28 de Junho de 1986 (Sábado)

73 8 143
                                    


Os últimos jogos do campeonato mundial de futebol no México iriam acontecer ao meio-dia. O horário era odioso e odiado, derivava das exigências relacionadas com as transmissões televisivas para todo o mundo e que, no fundo, se relacionavam com dinheiro. Outro dos aspetos menos glamorosos do futebol que eu ignorava completamente.

Por causa disso, o despertar foi marcado para as sete da manhã e o pequeno-almoço reforçado para as oito que deveria terminar, impreterivelmente, às nove.

A opressão dos jogos decisivos já não morava ali e eu também me deixei imbuir no espírito mais tranquilo e divertido que se viveu naquela sala de refeições. Apesar de ainda desejar muito que a Bélgica vencesse, naquela fase já não era crucial para determinar o que quer que fosse. O meu pensamento voltava-se mais para a Argentina, a quem exigia uma vitória, essa sim bastante mais importante e fundamental. Ser-se campeão era certamente diferente de um terceiro lugar, sem qualquer dúvida.

Por enquanto, convivia com a seleção belga e antecipava com algum gozo e alegria o jogo do dia, esquecendo-me da ansiedade em relação a Diego e à sua equipa. Uma coisa de cada vez, determinei.

Aproveitei a boleia no autocarro belga, sentada ao lado do massagista, nos bancos da frente. No fim da viagem, apeei-me e escondi-me num recanto para que nenhum dos jornalistas que acompanhava a chegada da Bélgica ao estádio Cuauhtémoc desse por mim. Quando Jean-Marie passou puxei-lhe pela blusa.

– Boa sorte.

– Obrigado, ma petite. – Reparou no boné vermelho que escondia os meus cabelos. – Fica-te muito bem. Sempre te ficou bem. Não precisas de mo devolver depois deste jogo. Ofereço-to.

– Hoje sou belga e depois de hoje serei para sempre belga.

– Que exagero! Quando Portugal jogar contra a Bélgica nem vais hesitar. Vais apoiar claramente o teu país.

– Olha que não sei...

Inclinou-se. Piscou-me o olho e eu corei. Há muito tempo que não corava assim, daquela maneira tão abrupta, escandalosa e que denunciava os meus sentimentos.

– Um dia não vou estar na baliza belga. Estou no fim da minha carreira, ma petite. Trinta e dois anos e já não sou jovem para estas andanças. Não me quero arrastar dentro de um relvado, implorar por um lugar num clube, já determinei que quero terminar cedo esta aventura de futebolista.
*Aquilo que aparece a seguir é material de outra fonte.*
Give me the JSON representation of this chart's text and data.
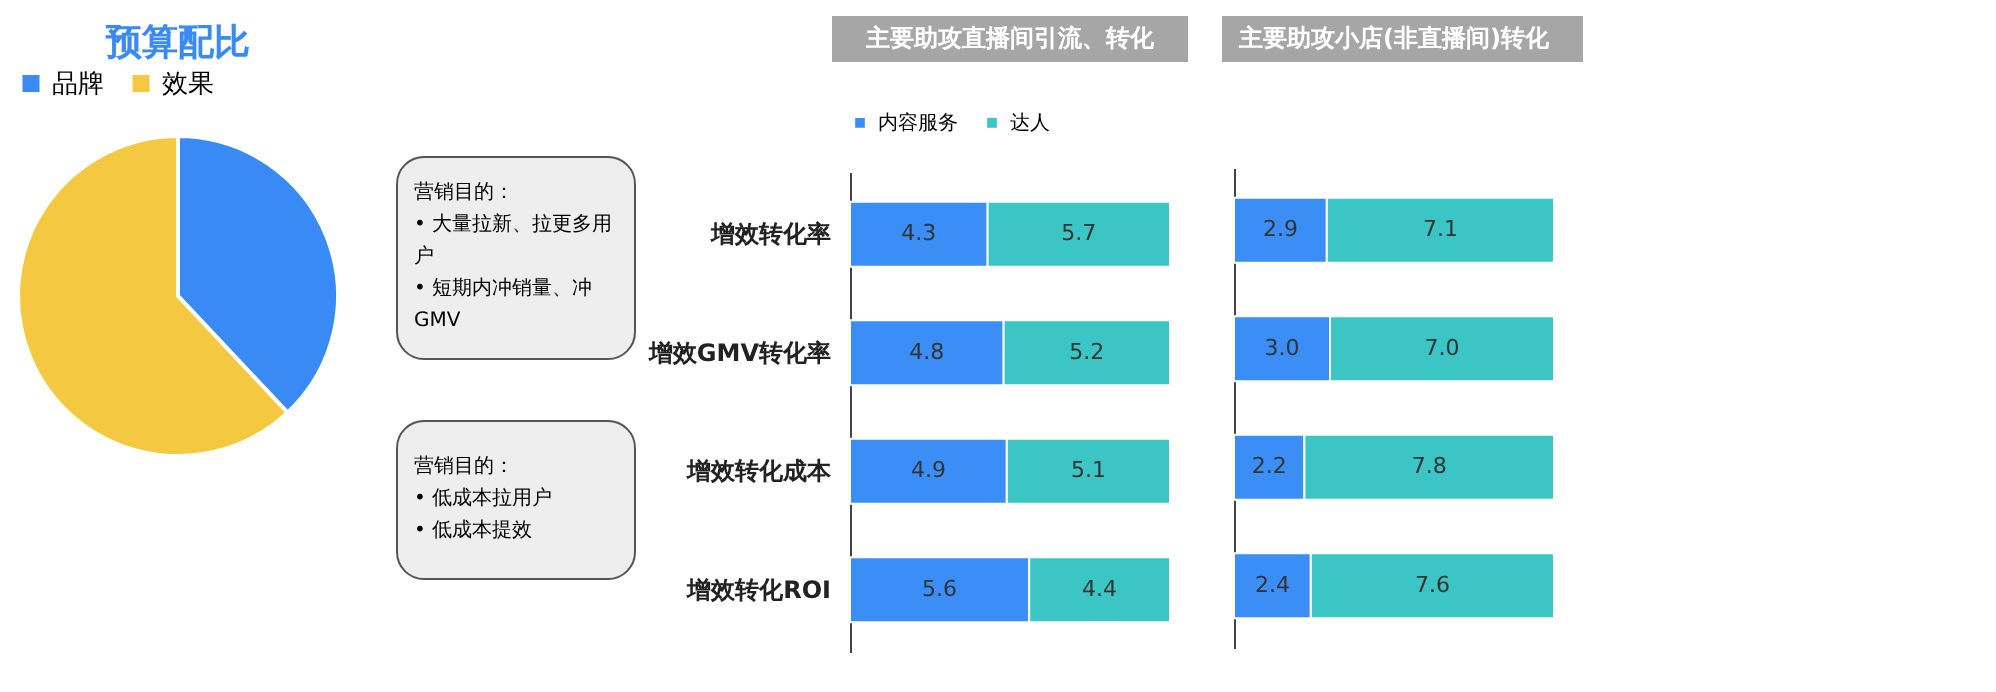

Continuarás a ser belga sem mim?

A verdade doeu-me.

– Eu... não... serei sempre...

Beijou-me os lábios.

– Hoje ainda jogo. Não penses nisso. Até já.

Entrou no estádio.

Fiz como me mandou. Sacudi os ombros e deixei de pensar no que me dissera.
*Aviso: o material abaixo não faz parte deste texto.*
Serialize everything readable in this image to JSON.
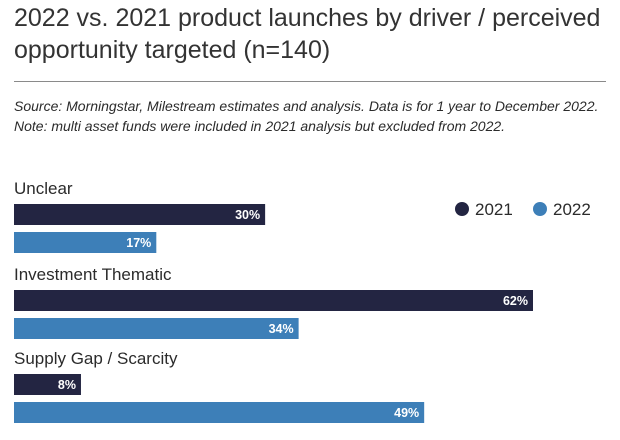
{
  "title": "2022 vs. 2021 product launches by driver / perceived opportunity targeted (n=140)",
  "source_note": "Source: Morningstar, Milestream estimates and analysis. Data is for 1 year to December 2022. Note: multi asset funds were included in 2021 analysis but excluded from 2022.",
  "chart_data": {
    "type": "bar",
    "orientation": "horizontal",
    "categories": [
      "Unclear",
      "Investment Thematic",
      "Supply Gap / Scarcity"
    ],
    "series": [
      {
        "name": "2021",
        "values": [
          30,
          62,
          8
        ],
        "color": "#232542"
      },
      {
        "name": "2022",
        "values": [
          17,
          34,
          49
        ],
        "color": "#3d7fb8"
      }
    ],
    "value_suffix": "%",
    "xlim": [
      0,
      62
    ],
    "legend_position": "top-right",
    "grid": false
  }
}
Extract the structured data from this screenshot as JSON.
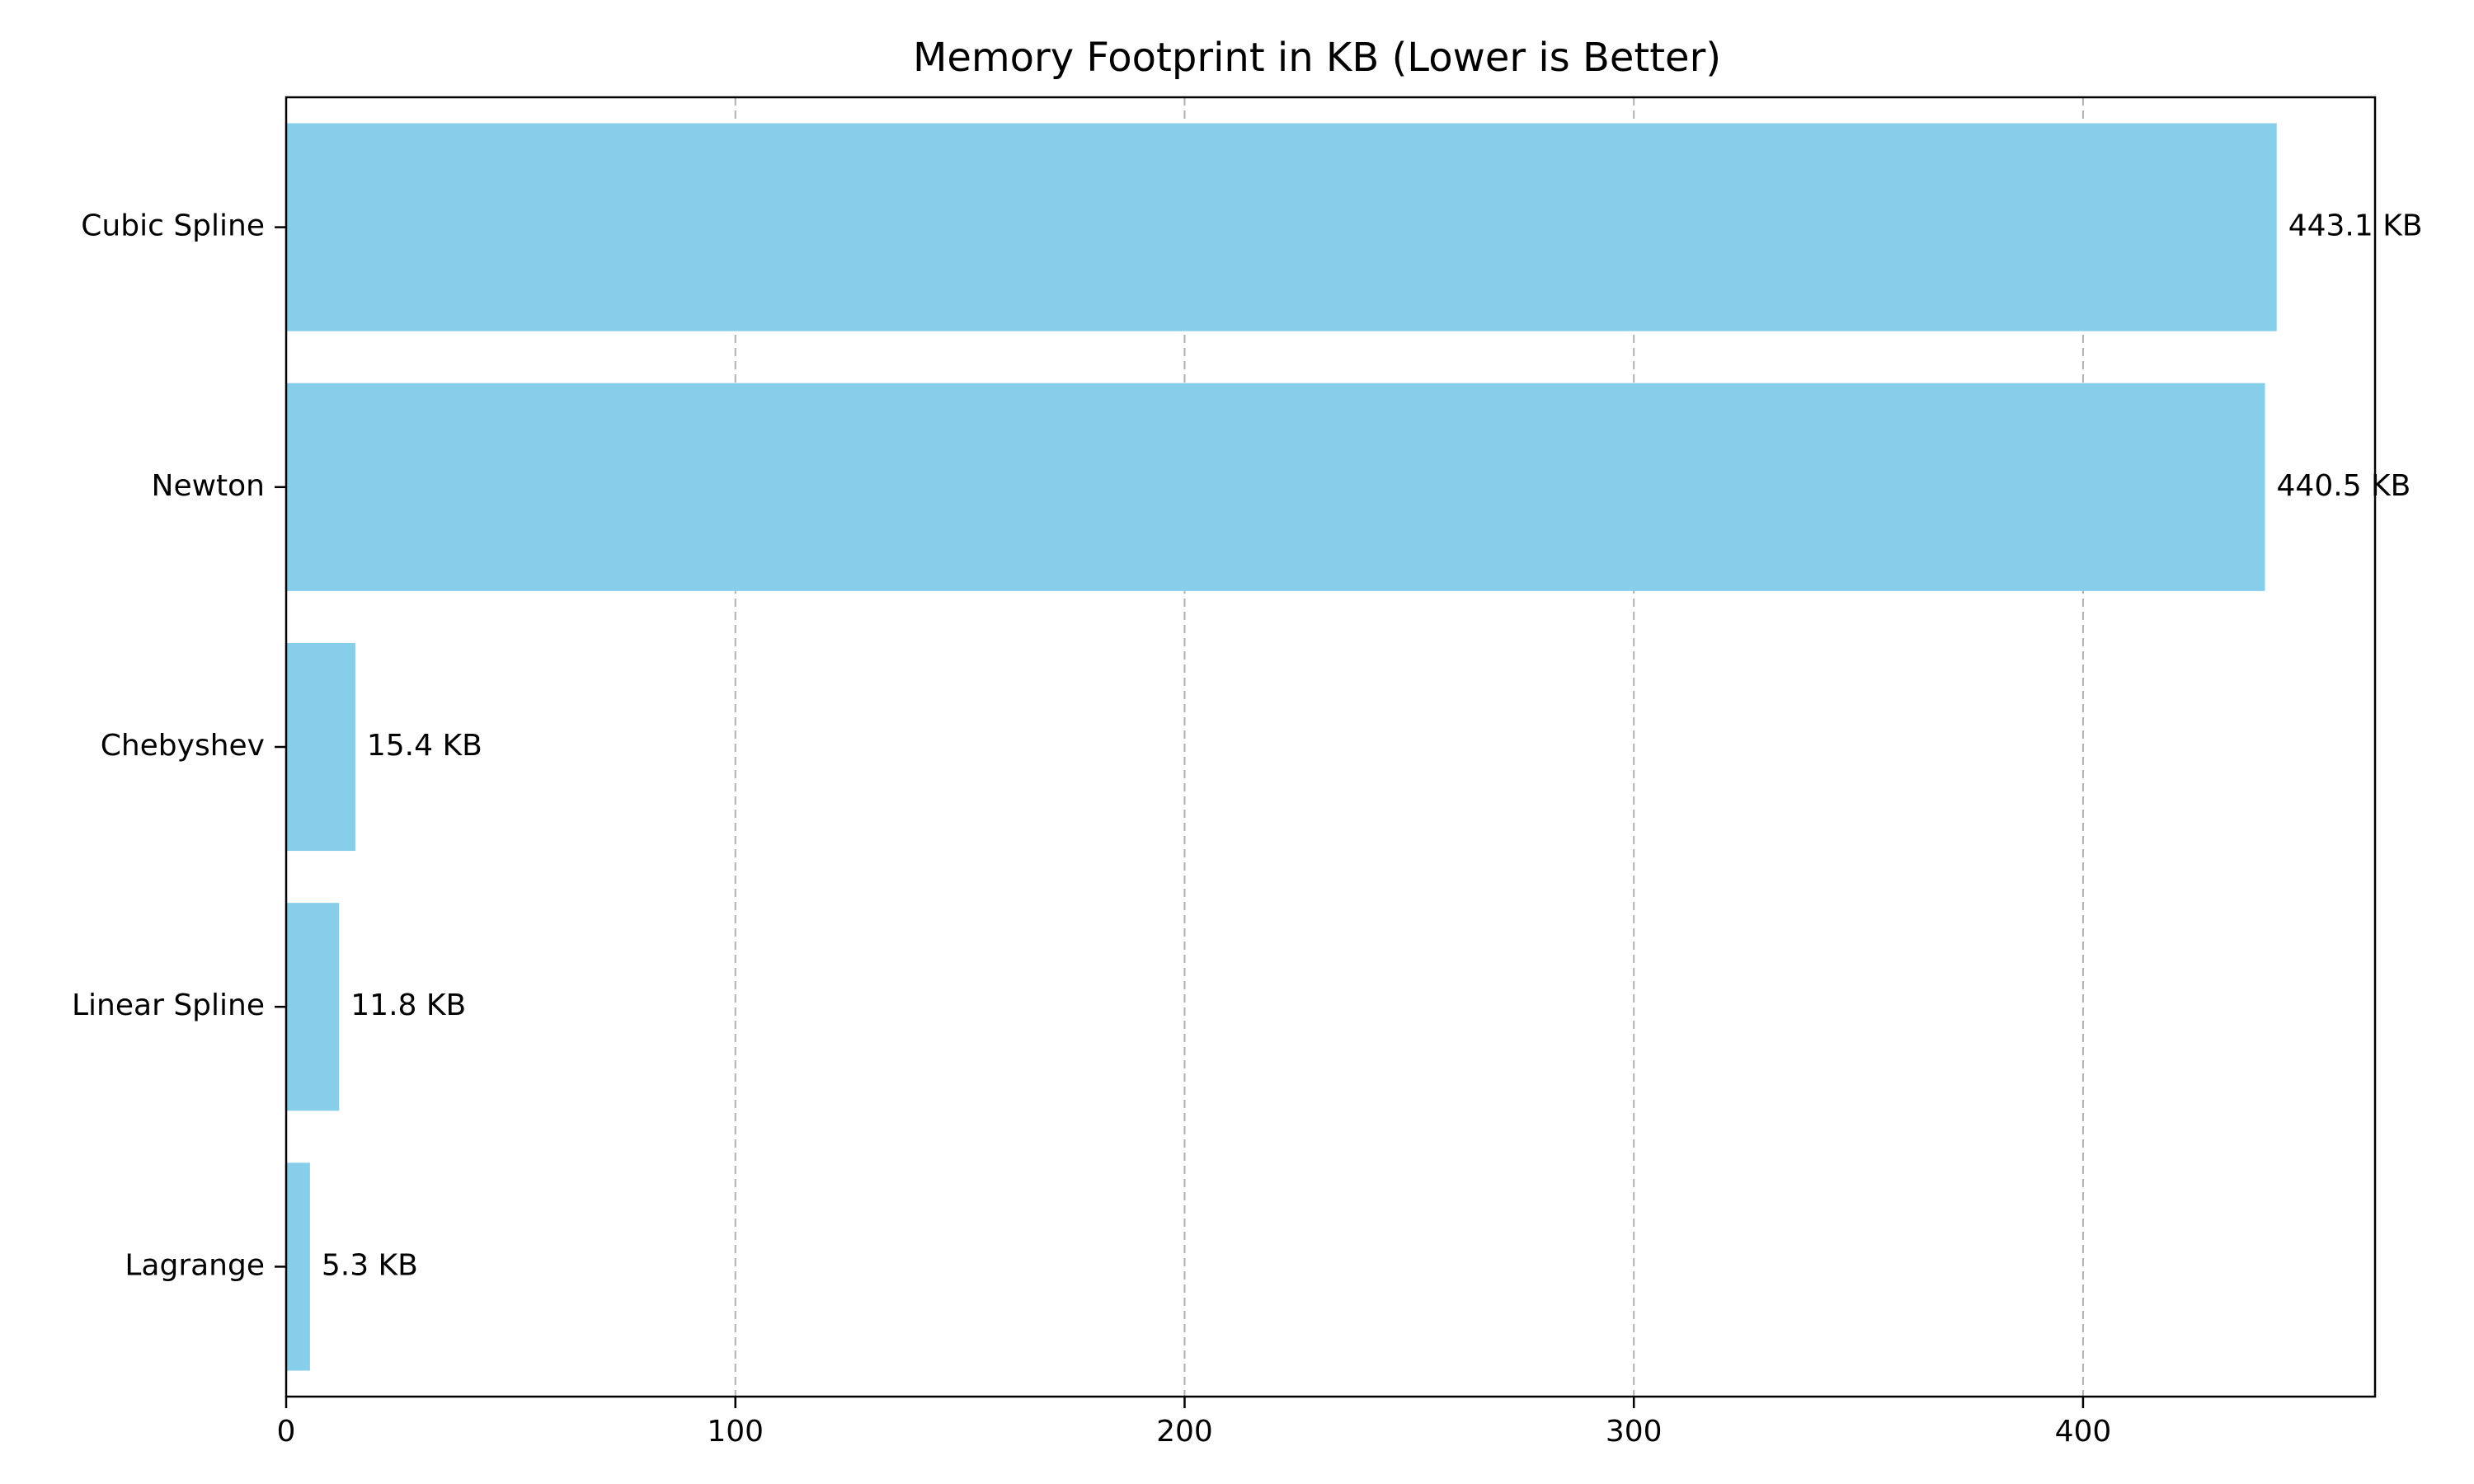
{
  "chart_data": {
    "type": "bar",
    "orientation": "horizontal",
    "title": "Memory Footprint in KB (Lower is Better)",
    "xlabel": "",
    "ylabel": "",
    "categories": [
      "Cubic Spline",
      "Newton",
      "Chebyshev",
      "Linear Spline",
      "Lagrange"
    ],
    "values": [
      443.1,
      440.5,
      15.4,
      11.8,
      5.3
    ],
    "value_labels": [
      "443.1 KB",
      "440.5 KB",
      "15.4 KB",
      "11.8 KB",
      "5.3 KB"
    ],
    "xlim": [
      0,
      465
    ],
    "xticks": [
      0,
      100,
      200,
      300,
      400
    ],
    "xtick_labels": [
      "0",
      "100",
      "200",
      "300",
      "400"
    ],
    "grid": "x, dashed",
    "legend": "none",
    "bar_color": "#87CEEB"
  }
}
Daquela vez não escolhi as passagens comunicantes para alcançar os corredores que levavam às bancadas. Contornei o recinto e fui à procura da porta certa que me levaria ao lugar que o bilhete indicava.
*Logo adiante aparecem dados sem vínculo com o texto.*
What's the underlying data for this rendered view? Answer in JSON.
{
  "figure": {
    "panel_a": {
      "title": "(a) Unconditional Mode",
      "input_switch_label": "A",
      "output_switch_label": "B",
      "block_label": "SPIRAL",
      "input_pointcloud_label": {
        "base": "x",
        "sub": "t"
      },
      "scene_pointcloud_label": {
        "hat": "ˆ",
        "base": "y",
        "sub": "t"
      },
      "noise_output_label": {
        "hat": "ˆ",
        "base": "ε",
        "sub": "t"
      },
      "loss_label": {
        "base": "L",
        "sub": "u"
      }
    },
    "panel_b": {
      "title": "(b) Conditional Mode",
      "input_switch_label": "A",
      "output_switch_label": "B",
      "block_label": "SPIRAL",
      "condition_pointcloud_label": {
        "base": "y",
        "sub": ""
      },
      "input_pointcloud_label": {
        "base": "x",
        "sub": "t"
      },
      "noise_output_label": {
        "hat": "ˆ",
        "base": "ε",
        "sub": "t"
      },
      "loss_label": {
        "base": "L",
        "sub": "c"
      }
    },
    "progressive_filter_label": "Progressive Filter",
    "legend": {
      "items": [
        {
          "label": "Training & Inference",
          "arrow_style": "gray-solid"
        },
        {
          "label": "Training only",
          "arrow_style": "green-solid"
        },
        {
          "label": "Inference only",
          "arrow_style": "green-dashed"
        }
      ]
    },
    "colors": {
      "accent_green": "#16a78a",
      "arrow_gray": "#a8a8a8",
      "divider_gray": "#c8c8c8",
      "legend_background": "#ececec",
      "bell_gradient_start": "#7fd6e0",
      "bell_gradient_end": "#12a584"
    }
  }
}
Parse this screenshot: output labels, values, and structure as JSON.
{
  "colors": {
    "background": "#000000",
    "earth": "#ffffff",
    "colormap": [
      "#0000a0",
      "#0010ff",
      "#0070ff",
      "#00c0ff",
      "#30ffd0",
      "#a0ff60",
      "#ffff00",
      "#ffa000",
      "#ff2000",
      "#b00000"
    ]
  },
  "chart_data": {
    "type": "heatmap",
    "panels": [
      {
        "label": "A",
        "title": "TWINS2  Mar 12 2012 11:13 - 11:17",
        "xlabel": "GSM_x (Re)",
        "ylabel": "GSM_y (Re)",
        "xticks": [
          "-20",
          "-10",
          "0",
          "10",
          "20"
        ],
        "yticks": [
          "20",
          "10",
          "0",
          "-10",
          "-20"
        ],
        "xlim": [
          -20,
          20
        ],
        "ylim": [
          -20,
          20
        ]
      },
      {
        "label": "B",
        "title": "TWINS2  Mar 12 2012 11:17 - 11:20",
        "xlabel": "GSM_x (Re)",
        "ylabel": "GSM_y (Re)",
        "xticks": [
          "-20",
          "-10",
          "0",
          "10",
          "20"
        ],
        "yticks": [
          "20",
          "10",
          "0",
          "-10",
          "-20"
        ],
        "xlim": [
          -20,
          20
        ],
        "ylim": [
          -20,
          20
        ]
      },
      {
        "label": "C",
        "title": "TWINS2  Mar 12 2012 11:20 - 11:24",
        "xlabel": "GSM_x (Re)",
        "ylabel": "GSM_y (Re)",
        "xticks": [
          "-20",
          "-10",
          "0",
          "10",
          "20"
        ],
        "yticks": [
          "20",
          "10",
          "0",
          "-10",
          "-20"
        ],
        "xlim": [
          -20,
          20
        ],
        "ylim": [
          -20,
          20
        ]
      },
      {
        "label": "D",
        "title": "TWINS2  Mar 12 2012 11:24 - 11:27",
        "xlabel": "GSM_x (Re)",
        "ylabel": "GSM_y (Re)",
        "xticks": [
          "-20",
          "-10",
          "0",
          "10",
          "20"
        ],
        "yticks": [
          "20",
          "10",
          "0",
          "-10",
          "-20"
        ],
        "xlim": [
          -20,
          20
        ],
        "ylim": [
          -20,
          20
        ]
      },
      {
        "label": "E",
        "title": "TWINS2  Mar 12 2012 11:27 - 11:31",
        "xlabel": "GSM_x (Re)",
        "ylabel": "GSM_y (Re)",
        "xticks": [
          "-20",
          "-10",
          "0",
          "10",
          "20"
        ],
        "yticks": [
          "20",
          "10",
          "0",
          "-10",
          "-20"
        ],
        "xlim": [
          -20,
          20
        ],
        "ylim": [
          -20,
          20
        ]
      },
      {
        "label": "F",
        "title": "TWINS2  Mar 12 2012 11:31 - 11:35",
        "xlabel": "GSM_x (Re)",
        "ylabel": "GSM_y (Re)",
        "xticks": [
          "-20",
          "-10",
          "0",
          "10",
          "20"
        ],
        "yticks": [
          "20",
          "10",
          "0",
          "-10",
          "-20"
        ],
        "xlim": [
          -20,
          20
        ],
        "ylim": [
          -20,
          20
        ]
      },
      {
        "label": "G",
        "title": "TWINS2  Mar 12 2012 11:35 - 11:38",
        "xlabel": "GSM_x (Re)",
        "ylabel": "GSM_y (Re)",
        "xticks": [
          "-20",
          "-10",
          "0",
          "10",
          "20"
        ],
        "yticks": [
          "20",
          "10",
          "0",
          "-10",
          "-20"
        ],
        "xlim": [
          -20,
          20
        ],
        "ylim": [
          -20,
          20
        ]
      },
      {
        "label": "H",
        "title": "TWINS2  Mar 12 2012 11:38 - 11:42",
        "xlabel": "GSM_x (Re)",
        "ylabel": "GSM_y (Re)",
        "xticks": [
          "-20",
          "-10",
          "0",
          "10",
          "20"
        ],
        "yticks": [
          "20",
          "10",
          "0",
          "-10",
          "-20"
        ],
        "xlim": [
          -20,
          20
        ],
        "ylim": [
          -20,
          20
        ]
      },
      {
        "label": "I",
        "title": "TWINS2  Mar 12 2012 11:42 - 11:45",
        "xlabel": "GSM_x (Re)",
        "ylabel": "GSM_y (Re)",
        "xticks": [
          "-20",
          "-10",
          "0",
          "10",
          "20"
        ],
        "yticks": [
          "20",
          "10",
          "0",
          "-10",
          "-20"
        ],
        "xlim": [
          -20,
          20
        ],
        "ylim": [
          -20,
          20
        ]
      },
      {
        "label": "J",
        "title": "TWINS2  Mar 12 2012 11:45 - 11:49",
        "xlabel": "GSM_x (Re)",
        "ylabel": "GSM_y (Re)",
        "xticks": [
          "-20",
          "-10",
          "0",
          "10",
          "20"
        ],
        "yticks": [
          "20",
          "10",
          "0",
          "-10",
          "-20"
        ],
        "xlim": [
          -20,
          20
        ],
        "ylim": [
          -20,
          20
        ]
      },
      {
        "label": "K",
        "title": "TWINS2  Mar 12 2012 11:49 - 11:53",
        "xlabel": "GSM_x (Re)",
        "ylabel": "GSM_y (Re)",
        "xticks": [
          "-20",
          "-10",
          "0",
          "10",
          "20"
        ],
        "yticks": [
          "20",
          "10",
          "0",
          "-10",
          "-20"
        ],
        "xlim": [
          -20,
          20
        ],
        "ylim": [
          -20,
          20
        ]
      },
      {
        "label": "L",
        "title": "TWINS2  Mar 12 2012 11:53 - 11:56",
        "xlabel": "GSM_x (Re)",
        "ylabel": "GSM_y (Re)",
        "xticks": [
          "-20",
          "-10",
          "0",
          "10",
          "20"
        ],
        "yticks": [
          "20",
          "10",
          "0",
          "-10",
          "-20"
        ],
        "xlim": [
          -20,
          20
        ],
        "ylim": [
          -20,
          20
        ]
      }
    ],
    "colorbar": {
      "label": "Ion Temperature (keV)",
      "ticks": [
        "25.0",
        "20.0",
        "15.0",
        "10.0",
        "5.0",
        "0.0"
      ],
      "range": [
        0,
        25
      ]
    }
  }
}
Sentei-me entre apoiantes belgas. Naquele dia não tinha quaisquer dúvidas de quem iria apoiar. Circunvaguei o olhar pelas bancadas. Estavam muito vazias. Depois de ter estado no Azteca 2000, o Cuauhtémoc parecia-me minúsculo. O jogo iria ter público, mas nada de tão avassalador como a meia-final e como muito provavelmente a final.

Estava muito calor e o Sol picava na pele. Era um suplício haver jogos ao meio-dia, dava toda a razão àqueles que protestavam contra este horário completamente absurdo.

As equipas entraram em campo para o aquecimento e o meu coração instantaneamente desatou aos saltos. Vê-los no relvado a chutar bolas e a correr emocionou-me.